Stava per nascerne un altro, poi il pensiero killer: “ha diritto alla diversità!”.
Il nuovo nato sarebbe stato incomprensibile, quindi ho fatto l’appello fra i veterani del gruppo.
Hanno risposto tutti, evidentemente sanno come si chiamano. Non io, che devo affidarmi ad un elenco. Brusio.
“Guarda come sono bello! Per una volta, presentami a quel tuo amico che ti fa conoscere un sacco di gente noiosa.”
“Non puoi non essere bello, idiota. Facciamo un discorso a base di scarafaggi.”

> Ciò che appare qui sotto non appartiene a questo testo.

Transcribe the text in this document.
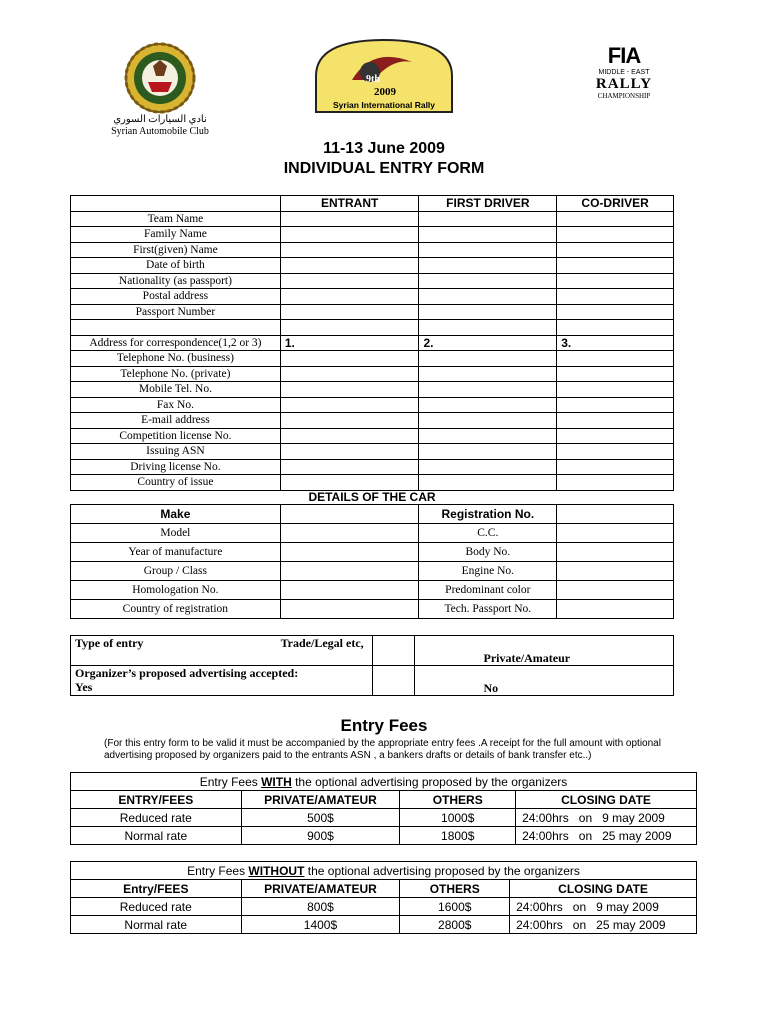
نادي السيارات السوري
Syrian Automobile Club
9th
2009
Syrian International Rally
FIA
MIDDLE - EAST
RALLY
CHAMPIONSHIP
11-13 June 2009
INDIVIDUAL ENTRY FORM
	ENTRANT	FIRST DRIVER	CO-DRIVER
Team Name			
Family Name			
First(given) Name			
Date of birth			
Nationality (as passport)			
Postal address			
Passport Number			

Address for correspondence(1,2 or 3)	1.	2.	3.
Telephone No. (business)			
Telephone No. (private)			
Mobile Tel. No.			
Fax No.			
E-mail address			
Competition license No.			
Issuing ASN			
Driving license No.			
Country of issue			
DETAILS OF THE CAR
Make		Registration No.	
Model		C.C.	
Year of manufacture		Body No.	
Group / Class		Engine No.	
Homologation No.		Predominant color	
Country of registration		Tech. Passport No.	
Type of entry Trade/Legal etc,		Private/Amateur

Organizer’s proposed advertising accepted:
Yes		No
Entry Fees
(For this entry form to be valid it must be accompanied by the appropriate entry fees .A receipt for the full amount with optional advertising proposed by organizers paid to the entrants ASN , a bankers drafts or details of bank transfer etc..)
Entry Fees WITH the optional advertising proposed by the organizers			
ENTRY/FEES	PRIVATE/AMATEUR	OTHERS	CLOSING DATE
Reduced rate	500$	1000$	24:00hrs   on   9 may 2009
Normal rate	900$	1800$	24:00hrs   on   25 may 2009
Entry Fees WITHOUT the optional advertising proposed by the organizers			
Entry/FEES	PRIVATE/AMATEUR	OTHERS	CLOSING DATE
Reduced rate	800$	1600$	24:00hrs   on   9 may 2009
Normal rate	1400$	2800$	24:00hrs   on   25 may 2009
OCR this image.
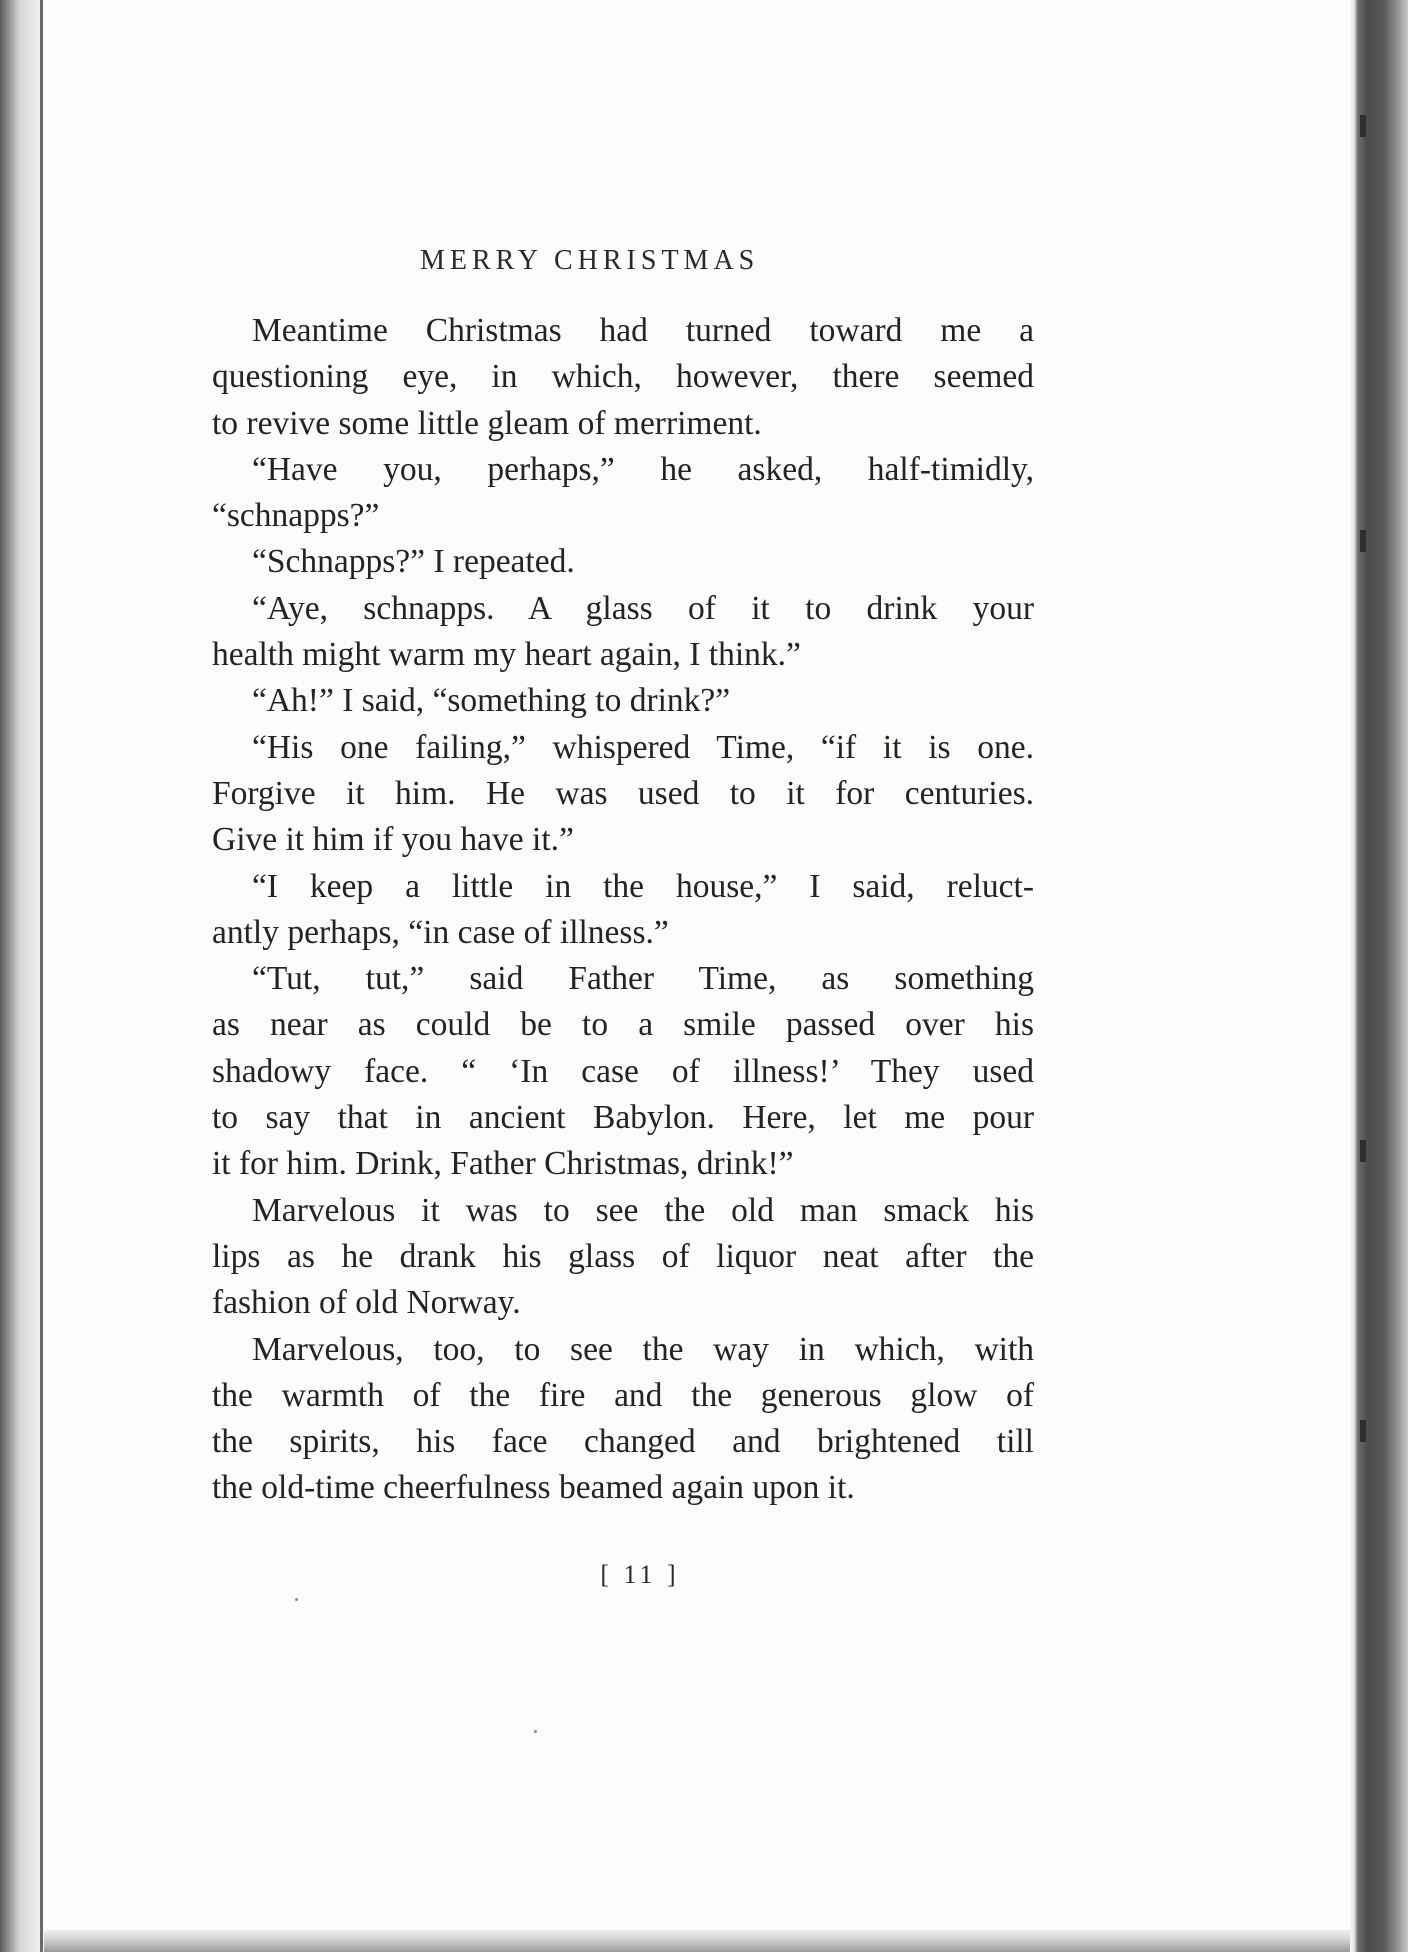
MERRY CHRISTMAS
Meantime Christmas had turned toward me a
questioning eye, in which, however, there seemed
to revive some little gleam of merriment.
“Have you, perhaps,” he asked, half-timidly,
“schnapps?”
“Schnapps?” I repeated.
“Aye, schnapps. A glass of it to drink your
health might warm my heart again, I think.”
“Ah!” I said, “something to drink?”
“His one failing,” whispered Time, “if it is one.
Forgive it him. He was used to it for centuries.
Give it him if you have it.”
“I keep a little in the house,” I said, reluct-
antly perhaps, “in case of illness.”
“Tut, tut,” said Father Time, as something
as near as could be to a smile passed over his
shadowy face. “ ‘In case of illness!’ They used
to say that in ancient Babylon. Here, let me pour
it for him. Drink, Father Christmas, drink!”
Marvelous it was to see the old man smack his
lips as he drank his glass of liquor neat after the
fashion of old Norway.
Marvelous, too, to see the way in which, with
the warmth of the fire and the generous glow of
the spirits, his face changed and brightened till
the old-time cheerfulness beamed again upon it.
[ 11 ]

“Che presunzione, pensare che un emulo o un clone dia fastidio a qualcuno…”
“Che presunzione, decidere di far nascere emuli o cloni. Sia per loro, che per chi li subirà.”
“Sai che quasi tutti noi rimarremo inascoltati per sempre? E quei pochi che ascolteranno, li scambieranno per qualcun altro. Perché in fondo l’umanità è una.”
“Non ti è mancata la buona volontà, durante il concepimento, semmai la capacità. Come pensi che uno di noi possa far innamorare qualcuno, se parliamo sempre e solo di te e sempre con le stesse parole?”
Li ho zittiti. C’è qualcosa di disonesto nel lasciarli parlare così (o meglio, nel riportare le loro opinioni senza tagliare il superfluo).
Ci tengo che la gente li conosca, sono figli miei. Ma il tempo altrui è così limitato che preferirei evitare di obbligare il prossimo a guardare le diapositive delle mie vacanze.